Over the last decades, the number of clinical trials (CTs) conducted increased substantially [
1]. This development was paralleled by more demanding trial regulations including data monitoring, increasing complexity of study designs and lengthy data collection protocols [
2]. A similar trend towards larger amounts of more complex data to be handled in shorter time developed in clinical routine and led to the increasing use of electronic health records (EHR) [
3]. A large body of evidence suggests that EHR yield both process and structural benefits [
4]. The addition of mobile technology to EHR was shown to further improve data handling and increase time efficiency [
5]. Mobile technology is also well-accepted and preferred over classic data handling methods by users in clinical settings [
6]. Recent research suggests that improvements in EHR data handling technology can be key to meet current challenges in data handling efficiency in CTs and should thus be leveraged in electronic data capture (EDC) [
7,
8].
Various studies have addressed important concerns that might be associated with the replacement of paper case report forms and questionnaires (pCRF) by their electronic counterparts (eCRF). This led to high quality evidence that using EDC in CTs is a viable method in multiple aspects.
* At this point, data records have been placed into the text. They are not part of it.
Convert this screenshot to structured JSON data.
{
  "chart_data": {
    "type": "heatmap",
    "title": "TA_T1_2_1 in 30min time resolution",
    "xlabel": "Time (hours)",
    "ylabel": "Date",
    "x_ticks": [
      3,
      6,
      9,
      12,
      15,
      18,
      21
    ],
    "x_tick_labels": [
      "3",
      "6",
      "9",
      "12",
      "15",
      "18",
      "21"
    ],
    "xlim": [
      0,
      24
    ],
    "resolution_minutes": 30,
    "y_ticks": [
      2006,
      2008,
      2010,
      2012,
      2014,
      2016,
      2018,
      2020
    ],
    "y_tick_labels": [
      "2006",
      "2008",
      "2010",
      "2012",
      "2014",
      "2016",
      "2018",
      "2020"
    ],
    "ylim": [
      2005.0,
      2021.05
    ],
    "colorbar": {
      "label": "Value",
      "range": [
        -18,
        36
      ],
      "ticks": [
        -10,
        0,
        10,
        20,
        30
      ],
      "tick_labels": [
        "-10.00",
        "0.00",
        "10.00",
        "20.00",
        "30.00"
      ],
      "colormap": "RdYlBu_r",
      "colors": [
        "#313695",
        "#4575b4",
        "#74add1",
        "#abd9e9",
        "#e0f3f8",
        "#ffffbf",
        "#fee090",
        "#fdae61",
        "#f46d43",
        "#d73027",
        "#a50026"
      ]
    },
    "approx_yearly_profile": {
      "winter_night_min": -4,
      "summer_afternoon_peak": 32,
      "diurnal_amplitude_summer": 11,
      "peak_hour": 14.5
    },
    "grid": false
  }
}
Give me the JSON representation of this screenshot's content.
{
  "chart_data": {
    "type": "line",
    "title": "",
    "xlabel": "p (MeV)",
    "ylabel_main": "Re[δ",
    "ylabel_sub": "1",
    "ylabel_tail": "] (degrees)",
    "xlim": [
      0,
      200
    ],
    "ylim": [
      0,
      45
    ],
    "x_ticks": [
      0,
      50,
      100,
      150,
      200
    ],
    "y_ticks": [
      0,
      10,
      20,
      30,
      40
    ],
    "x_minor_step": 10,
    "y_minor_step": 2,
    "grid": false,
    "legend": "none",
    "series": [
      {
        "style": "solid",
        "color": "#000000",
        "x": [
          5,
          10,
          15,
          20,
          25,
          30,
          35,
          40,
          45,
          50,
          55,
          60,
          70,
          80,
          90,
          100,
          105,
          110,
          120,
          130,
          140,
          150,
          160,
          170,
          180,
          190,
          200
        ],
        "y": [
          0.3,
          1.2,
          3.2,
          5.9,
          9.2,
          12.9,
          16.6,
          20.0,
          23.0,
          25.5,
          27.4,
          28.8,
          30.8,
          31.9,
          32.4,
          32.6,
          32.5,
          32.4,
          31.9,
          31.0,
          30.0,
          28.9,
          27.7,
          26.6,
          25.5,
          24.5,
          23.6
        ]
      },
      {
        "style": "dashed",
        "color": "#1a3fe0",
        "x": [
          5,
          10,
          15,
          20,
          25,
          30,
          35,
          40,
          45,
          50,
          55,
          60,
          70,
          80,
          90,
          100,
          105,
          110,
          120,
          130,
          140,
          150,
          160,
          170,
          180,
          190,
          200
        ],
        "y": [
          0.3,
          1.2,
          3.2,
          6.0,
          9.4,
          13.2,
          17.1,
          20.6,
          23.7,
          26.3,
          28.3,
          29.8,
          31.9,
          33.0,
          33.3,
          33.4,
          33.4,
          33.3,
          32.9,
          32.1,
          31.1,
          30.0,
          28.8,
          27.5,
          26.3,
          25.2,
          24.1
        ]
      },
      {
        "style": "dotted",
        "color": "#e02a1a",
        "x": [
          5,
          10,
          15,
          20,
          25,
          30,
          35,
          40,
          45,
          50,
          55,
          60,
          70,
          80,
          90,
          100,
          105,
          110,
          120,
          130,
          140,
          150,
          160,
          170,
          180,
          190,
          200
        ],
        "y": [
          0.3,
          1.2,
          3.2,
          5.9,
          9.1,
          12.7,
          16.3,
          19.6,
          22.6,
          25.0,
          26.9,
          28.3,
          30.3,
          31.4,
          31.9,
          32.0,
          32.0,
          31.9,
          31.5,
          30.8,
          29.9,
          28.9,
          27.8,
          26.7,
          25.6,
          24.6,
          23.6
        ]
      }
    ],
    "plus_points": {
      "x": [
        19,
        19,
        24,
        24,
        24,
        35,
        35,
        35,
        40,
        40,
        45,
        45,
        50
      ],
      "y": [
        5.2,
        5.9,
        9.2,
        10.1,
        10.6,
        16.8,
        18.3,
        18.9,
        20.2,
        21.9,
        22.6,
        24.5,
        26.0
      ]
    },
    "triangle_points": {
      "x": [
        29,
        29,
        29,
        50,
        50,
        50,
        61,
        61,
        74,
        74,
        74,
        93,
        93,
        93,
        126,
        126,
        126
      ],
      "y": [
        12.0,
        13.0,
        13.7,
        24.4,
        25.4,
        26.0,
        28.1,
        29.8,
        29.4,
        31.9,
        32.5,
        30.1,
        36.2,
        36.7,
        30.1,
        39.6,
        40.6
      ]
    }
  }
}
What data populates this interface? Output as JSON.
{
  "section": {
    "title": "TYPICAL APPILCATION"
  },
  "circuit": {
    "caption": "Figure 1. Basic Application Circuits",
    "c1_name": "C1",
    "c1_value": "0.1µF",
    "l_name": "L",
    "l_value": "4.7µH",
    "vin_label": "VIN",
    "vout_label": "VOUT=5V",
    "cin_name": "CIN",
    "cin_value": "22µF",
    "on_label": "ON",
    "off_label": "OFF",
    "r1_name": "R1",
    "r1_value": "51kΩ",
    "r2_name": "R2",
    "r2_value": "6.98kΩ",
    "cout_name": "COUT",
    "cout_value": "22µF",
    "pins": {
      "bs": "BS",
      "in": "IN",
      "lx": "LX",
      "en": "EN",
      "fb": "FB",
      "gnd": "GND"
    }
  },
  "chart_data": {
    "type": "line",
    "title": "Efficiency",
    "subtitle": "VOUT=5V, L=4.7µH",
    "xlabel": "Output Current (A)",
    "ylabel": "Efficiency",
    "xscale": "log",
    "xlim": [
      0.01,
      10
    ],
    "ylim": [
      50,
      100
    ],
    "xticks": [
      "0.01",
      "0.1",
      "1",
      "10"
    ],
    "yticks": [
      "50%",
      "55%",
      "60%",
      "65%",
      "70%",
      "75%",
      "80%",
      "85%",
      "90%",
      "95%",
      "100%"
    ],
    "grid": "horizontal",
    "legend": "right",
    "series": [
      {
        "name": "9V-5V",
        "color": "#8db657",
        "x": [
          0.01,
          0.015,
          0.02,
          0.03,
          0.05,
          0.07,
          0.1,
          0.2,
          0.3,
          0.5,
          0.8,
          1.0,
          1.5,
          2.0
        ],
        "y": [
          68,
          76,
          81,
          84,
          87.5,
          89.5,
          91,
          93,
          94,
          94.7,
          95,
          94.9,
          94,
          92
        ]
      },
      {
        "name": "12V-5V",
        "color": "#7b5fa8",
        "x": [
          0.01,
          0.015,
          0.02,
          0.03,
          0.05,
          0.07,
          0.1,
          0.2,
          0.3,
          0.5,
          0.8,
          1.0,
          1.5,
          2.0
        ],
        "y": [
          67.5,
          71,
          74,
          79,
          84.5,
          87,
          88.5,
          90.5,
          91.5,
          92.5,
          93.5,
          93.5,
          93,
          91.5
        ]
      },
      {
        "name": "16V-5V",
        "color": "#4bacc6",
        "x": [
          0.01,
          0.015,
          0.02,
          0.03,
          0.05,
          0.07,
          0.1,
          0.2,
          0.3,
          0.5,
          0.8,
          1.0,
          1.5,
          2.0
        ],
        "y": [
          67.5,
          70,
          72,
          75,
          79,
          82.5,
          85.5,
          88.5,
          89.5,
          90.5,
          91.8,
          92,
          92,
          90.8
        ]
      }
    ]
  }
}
It can be used in different settings including family practices, hospitals, research facilities, field studies and participants’ homes [
9‐
12]. pCRF and eCRF were also repeatedly shown to provide excellent internal consistency and construct equivalence, i.e. constructs can be measured equally across methods and entered values have equivalent meanings [
13‐
15]. eCRF are furthermore preferred over paper bound methods by participants and study personnel [
16,
17] and help improve data quality, particularly through a reduction of data omission errors [
15,
17,
18]. Multicenter studies also benefit from easy data sharing between study sites, which allows for syntactic and semantic interoperability [
19,
20]. Cost efficiency of eCRF use was evaluated in simulation studies and in the context of observational and interventional clinical trials and reported to be increased due to elimination of pCRF logistics (printing, delivery etc.), facilitation of data monitoring and time savings for study personnel [
18,
21‐
24]. None of the studies, however, took precise time records rendering causes of time savings unclear, importantly if and which part of the data collection procedure particularly benefitted from eCRF use. It is generally assumed that data transcription redundancy and patient self-report of study data play a major role, but a critical review of available literature reveals that this assumption lacks support by published data [
25]. Improvement in efficiency with eCRF may furthermore be affected by multiple factors that have not been studied so far such as length of CRFs, i.e. number of items in the CRF, complexity of items in CRFs and patients’ (e.g. age-related) ability to use eCRF. In summary, there are no studies that quantitatively assessed the time efficiency of pCRF and eCRF in a head-to-head comparison including the perspective of both involved parties, i.e. study personnel and patients, over multiple instruments in a CT [
26]. Availability of such quantitative evidence is particularly important to estimate costs in planning of clinical trials and to support the implementation of an EDC system, which is associated with substantial costs [
8,
27].
In this study, we evaluated how time efficiency and data quality are affected when source data is directly entered through eCRF into an EDC as compared to data capture with traditional paper pCRF including subsequent transcription to an eCRF. Secondary outcome parameter furthermore included predictors of efficient eCRF use.